Researchers sing praises of parallel kinematic machines

  • 04-Nov-2009 03:49 EST

The five-axis horizontal Tau PKM has a 1.46-square-meter planar working envelope, comparing favorably with the 1.0-square-meter footprint of the machine.

Parallel kinematic machines (PKMs) are not widely used in the aerospace industry, but researchers from Boeing, ABB Robotics, and other partners in an EU-funded project called SMErobot have shown through assessments that there is a place for them.

Boeing has successfully engineered the use of commercial-grade light robotics and automation in the manufacturing process of high-volume component parts for, among other implementations throughout the company, the 787 Moving Trailing Edge produced at Boeing Aerostructures Australia in Melbourne. Boeing Research & Technology is now developing light robotics through new and emerging robotic platforms to complement traditional gantry systems and standard industrial robotics.

PKMs have been developed in innumerable formats and have resulted in machines with excellent accuracy, high speed and acceleration characteristics, and high stiffness. However, generally they have suffered from small working envelopes compared to the size of the machine.

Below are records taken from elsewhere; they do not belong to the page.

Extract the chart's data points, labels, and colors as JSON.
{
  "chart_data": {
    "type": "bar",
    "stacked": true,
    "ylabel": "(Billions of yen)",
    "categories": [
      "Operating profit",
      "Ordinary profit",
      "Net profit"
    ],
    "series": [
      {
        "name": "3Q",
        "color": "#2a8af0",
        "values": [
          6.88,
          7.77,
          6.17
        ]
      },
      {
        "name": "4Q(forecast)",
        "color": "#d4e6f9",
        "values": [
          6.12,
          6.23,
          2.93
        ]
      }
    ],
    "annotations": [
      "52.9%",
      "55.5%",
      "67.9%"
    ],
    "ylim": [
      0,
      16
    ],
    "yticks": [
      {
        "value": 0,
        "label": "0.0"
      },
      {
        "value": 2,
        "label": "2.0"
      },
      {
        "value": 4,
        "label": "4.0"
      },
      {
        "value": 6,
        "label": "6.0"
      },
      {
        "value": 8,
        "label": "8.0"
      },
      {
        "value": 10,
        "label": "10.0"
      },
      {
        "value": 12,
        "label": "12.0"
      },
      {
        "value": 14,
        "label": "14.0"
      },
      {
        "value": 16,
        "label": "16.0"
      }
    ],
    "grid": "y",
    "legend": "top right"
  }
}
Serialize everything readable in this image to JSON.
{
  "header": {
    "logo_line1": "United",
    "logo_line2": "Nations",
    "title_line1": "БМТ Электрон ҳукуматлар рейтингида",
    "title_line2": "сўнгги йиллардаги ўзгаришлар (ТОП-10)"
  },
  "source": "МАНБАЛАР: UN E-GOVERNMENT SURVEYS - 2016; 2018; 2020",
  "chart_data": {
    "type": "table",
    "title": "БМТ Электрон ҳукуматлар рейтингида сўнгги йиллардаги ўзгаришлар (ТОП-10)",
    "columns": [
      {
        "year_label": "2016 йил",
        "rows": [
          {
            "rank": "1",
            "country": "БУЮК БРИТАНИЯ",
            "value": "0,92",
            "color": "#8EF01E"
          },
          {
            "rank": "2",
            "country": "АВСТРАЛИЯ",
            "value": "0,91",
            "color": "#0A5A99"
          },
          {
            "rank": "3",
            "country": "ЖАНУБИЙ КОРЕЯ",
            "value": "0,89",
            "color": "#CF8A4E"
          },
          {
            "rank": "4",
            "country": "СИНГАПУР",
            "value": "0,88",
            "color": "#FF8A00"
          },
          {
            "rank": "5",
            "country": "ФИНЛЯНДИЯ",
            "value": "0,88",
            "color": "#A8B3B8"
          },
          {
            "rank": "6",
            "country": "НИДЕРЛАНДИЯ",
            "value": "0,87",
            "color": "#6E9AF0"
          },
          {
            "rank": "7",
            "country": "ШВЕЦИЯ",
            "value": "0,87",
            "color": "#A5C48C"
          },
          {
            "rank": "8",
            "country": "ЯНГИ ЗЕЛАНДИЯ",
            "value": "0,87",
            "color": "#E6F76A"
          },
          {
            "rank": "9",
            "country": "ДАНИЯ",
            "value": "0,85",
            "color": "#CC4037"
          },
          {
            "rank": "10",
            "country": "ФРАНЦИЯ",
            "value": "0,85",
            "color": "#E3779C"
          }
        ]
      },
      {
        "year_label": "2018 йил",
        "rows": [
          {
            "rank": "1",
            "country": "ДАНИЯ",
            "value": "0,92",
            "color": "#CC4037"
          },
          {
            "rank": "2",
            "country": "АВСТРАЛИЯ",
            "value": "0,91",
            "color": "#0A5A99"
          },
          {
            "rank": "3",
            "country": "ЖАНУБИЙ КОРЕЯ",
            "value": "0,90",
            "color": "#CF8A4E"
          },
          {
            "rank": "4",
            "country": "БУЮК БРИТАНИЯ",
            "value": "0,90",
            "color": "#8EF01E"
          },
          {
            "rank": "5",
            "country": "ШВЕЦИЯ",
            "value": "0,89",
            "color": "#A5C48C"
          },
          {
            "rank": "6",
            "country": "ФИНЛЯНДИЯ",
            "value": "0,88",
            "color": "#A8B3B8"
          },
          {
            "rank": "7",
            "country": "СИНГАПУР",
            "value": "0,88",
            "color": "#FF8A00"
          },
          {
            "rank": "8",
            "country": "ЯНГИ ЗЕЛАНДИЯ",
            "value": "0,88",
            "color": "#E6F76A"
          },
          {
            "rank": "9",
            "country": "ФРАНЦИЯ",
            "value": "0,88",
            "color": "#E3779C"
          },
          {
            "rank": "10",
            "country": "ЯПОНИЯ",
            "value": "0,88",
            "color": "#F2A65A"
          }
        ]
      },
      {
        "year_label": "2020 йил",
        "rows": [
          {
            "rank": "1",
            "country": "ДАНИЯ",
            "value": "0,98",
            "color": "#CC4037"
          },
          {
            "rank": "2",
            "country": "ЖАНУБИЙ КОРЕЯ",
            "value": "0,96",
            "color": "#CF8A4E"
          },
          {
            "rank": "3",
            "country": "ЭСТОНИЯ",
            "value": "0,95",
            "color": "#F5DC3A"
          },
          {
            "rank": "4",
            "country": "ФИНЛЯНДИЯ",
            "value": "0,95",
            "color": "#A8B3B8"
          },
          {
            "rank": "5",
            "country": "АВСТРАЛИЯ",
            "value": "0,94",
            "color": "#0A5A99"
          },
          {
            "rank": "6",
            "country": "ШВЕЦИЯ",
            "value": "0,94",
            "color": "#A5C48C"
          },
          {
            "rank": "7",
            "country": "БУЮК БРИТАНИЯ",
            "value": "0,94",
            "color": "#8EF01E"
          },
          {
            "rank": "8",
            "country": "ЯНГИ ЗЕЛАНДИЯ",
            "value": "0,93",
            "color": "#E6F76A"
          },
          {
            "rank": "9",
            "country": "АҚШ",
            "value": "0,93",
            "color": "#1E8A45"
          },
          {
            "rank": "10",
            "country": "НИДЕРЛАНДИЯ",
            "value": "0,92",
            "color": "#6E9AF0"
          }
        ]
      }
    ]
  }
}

ABB has patented a format of PKM, the Tau, which has the desired characteristics of a PKM with a working envelope equivalent to an industrial robot or gantry of the same machine size. With this innovation, it could be seen as the breakthrough characteristic for PKMs in the aerospace industry, where industrial robotics have generally required enhancement in accuracy and deflection compensation to enable application.

The SMErobot project involved construction of two Tau machines in gantry format—one in a horizontal and the other in a vertical configuration. It was found in a series of tests run over a ninth-month period that PKMs generally, and Tau PKMs in particular, delivered significant advantages in performance in the application tested: the fettling of castings. When compared to industrial robotics, the advantages include speed, repeatability/accuracy, acceleration, and stiffness. Compared to gantry robotics, advantages include speed, acceleration, inertia, mounting, and possibly repeatability/accuracy. When compared to contemporary PKMs, advantages in accessible work envelope is a major advance.

The researchers note that the gantry Tau is modular with a nonredundant mechanical mounting of a lightweight arm system, making it very easy to assemble, disassemble, and move the robot when compared to a serial gantry manipulator.

PKMs do have limitations, however, including work envelope. The links structure makes it difficult to find configurations which can reach over objects in the work envelope. For example, items of large single or double convex curvature may collide with the links. However, the design of the end-effector configuration and the placement of the linear axes may aid in this regard. Simulation of the application can be used to debug.

The researchers say the Tau prototypes can be used as the basis for refinement of performance targeting applications other than that studied in the SMErobot project. For the development of a robot targeting machining, for example, joints, links, and framework with higher stiffness need to be used, and linear encoders need to be introduced. Also, the calibration software developed by the University of Lund for the SMErobot testing should be refined, and the same calibration equipment as used for CNC machines today must be adopted.

Generally, the Tau PKM will be suitable for applications that are relatively planar or require little reach-over capability. Alternatively, the workpiece can be actuated, as for bodies of rotation or in some high-stiffness CNC machines. The bulk of aerospace detail product or subassembly can be considered to lie in this domain. The drill and trim of components would possibly be the first application of interest and would exploit the accuracy/repeatability and stiffness attributes of the machine. In addition, the accelerations possible with the machine will lead to cycle time improvements when traversing between positions. This attribute, and machine stiffness, may be exploited further in the drilling of assemblies. However, in assembly drilling, the large frame structures of the Tau PKM may restrict access or visibility of operators to the assembly.

This article is based on SAE technical paper 2009-01-3222 by P.J. Crothers and P.L. Freeman of Boeing; I. Dressler, K. Nilsson, and A. Robertsson of the University of Lund; W. Zulauf and B. Felber of Güdel; R. Loser and K. Siercks of Hexagon Metrology; and T. Brogard of ABB Robotics.